8. Al is the consummate pop artist. I know some people call Michael Jackson "The King of Pop", but I think it's really Weird Al. His rise came at the perfect time for someone like him, just as music was diversifying, hip-hop was becoming mainstream, and pop music was emerging as one of the dominant forces in contemporary American pop culture. Al is the Andy Warhol of musical pop artistry, and I believe that his work and presence will stand as emblematic of many of the changes in the US (and arguably the world) from 1980 onward. Of course, I'm not convinced that Al will have lasting significance beyond the pop artistry of what he does, but I do think that there are more depths to be plumbed in the study of Weird Al beyond him being that weird parody guy - which brings me to the fact that...
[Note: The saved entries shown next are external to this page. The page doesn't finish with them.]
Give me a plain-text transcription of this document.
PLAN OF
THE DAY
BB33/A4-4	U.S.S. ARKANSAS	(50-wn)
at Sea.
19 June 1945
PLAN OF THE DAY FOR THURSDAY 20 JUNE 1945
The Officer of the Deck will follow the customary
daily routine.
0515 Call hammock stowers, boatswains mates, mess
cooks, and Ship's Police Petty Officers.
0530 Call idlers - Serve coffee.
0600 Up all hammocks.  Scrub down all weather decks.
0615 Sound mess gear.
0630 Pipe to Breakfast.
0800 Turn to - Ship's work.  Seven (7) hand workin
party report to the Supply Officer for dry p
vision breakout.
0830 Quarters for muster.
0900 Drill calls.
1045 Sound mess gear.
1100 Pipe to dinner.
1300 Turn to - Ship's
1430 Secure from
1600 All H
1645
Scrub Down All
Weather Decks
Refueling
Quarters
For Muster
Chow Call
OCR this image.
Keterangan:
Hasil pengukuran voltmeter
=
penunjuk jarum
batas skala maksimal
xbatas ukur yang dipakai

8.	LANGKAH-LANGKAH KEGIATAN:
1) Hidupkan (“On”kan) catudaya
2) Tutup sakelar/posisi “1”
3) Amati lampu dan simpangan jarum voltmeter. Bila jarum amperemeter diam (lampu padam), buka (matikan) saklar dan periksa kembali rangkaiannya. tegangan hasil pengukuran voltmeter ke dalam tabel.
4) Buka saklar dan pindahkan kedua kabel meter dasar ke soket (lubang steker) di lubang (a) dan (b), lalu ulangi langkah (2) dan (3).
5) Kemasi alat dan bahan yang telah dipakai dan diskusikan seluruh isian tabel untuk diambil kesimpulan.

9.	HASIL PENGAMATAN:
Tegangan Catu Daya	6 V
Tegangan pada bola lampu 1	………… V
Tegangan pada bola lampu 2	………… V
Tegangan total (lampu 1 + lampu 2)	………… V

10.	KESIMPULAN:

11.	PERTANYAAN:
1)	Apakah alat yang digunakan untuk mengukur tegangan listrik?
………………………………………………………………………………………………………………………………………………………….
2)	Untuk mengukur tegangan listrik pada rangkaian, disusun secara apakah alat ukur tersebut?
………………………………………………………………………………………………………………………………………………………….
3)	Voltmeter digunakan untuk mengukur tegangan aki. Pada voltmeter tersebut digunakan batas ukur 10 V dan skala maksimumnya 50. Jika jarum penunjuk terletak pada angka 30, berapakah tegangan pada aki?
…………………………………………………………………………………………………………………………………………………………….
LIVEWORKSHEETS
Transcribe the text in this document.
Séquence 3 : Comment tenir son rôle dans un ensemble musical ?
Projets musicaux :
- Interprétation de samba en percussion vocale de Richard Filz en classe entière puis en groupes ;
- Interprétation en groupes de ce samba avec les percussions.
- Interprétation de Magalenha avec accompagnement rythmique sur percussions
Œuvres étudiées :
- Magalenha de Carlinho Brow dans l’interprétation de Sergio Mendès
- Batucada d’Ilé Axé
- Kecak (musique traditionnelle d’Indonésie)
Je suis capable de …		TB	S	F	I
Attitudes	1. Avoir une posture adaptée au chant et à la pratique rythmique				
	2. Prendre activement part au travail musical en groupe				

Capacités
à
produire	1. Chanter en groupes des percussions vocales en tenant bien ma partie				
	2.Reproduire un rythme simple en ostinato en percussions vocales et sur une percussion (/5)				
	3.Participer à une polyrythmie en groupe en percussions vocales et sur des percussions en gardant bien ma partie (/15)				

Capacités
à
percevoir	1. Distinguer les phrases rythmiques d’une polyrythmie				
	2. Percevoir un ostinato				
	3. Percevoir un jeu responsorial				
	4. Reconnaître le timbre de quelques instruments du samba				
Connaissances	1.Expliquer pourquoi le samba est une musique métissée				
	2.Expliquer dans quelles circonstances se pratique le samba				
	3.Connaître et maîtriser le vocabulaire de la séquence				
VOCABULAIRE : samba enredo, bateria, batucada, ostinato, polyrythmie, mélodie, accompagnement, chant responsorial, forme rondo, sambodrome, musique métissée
9. There has been surprisingly little academic dialogue about Weird Al's career. Many of the articles I looked up focused on the pop aspects of each album and asking inane questions about "how do you come up with new ideas?" I found relatively few articles that attempted to go indepth at any length into Al's career and the ramifications thereof, aside from a few on the rise of musical parody in the early 1990s. I'm really interested in investigating this aspect more, and who knows, maybe even pursuing it someday. After all, someone other than Al himself needs to become an expert in Weird Al, right?

10. Al is better in moderation. After inundating myself with Al's work and listening to most of this albums this week, I remembered that he is better a little bit at a time. I'm not even sure that I really even enjoy listening to a whole album at a time - and certainly not almost exclusively for a week - but I have found that he is better when moderated and when the playlist is edited. I do enjoy, however, going on a blitz of videos on YouTube every so often, and I have enjoyed my journey into Al's psyche this week.

The future of Al

One of the questions that has come up in my research this week has been about the future of Weird Al's career. He is now finished his record career, and many of the questions he has been asked have focused on that development as well as how distribution has changed even in the past fifteen years. One commenter pointed out that Al has sold the same number of albums in the first week of release as he did in 2006 - around 70,000 - but that he was #10 then and is contending for #1 now. So, with some of those things in mind, what is the future of Weird Al?

As is evident from this past week, Al is as relevant - if not more so - than he ever has been. He partnered with eight different sites to deliver his new videos, and he continues to produce music and videos that appeal to and make an impact on pop culture. I think that Al will continue to parody songs, but that he will release those parodies as they are written and produced, so we will have material from Al more often. I think he will still release albums, but they will be more collections of the songs that have already been released with perhaps one or two new songs. I really don't think that there is any indication that Al is finished or done, and I think he will continue at his craft for sometime to come. And I'm glad for that, since it's clear that he still has more to offer us as fans.

Final reflections

So there you go - the results of a week of thinking about Weird Al, sifting through the ephemera and minutiae of one of the truly weirdest enduring pop culture phenomena of contemporary North American culture. It has been an entertaining thought experiment for me, as I was not certain of either the process or prospects of such an investigation when I started, but I am pleased with the results. And who knows - this might not be my last time spending time thinking about Al; I might end up being that scholar who writes a Ph.D thesis on Al's work someday. But for now, I think I'll have to settle for finding a way to see Al in concert, and I think that this tour might be the time to cross that experience off my bucket list.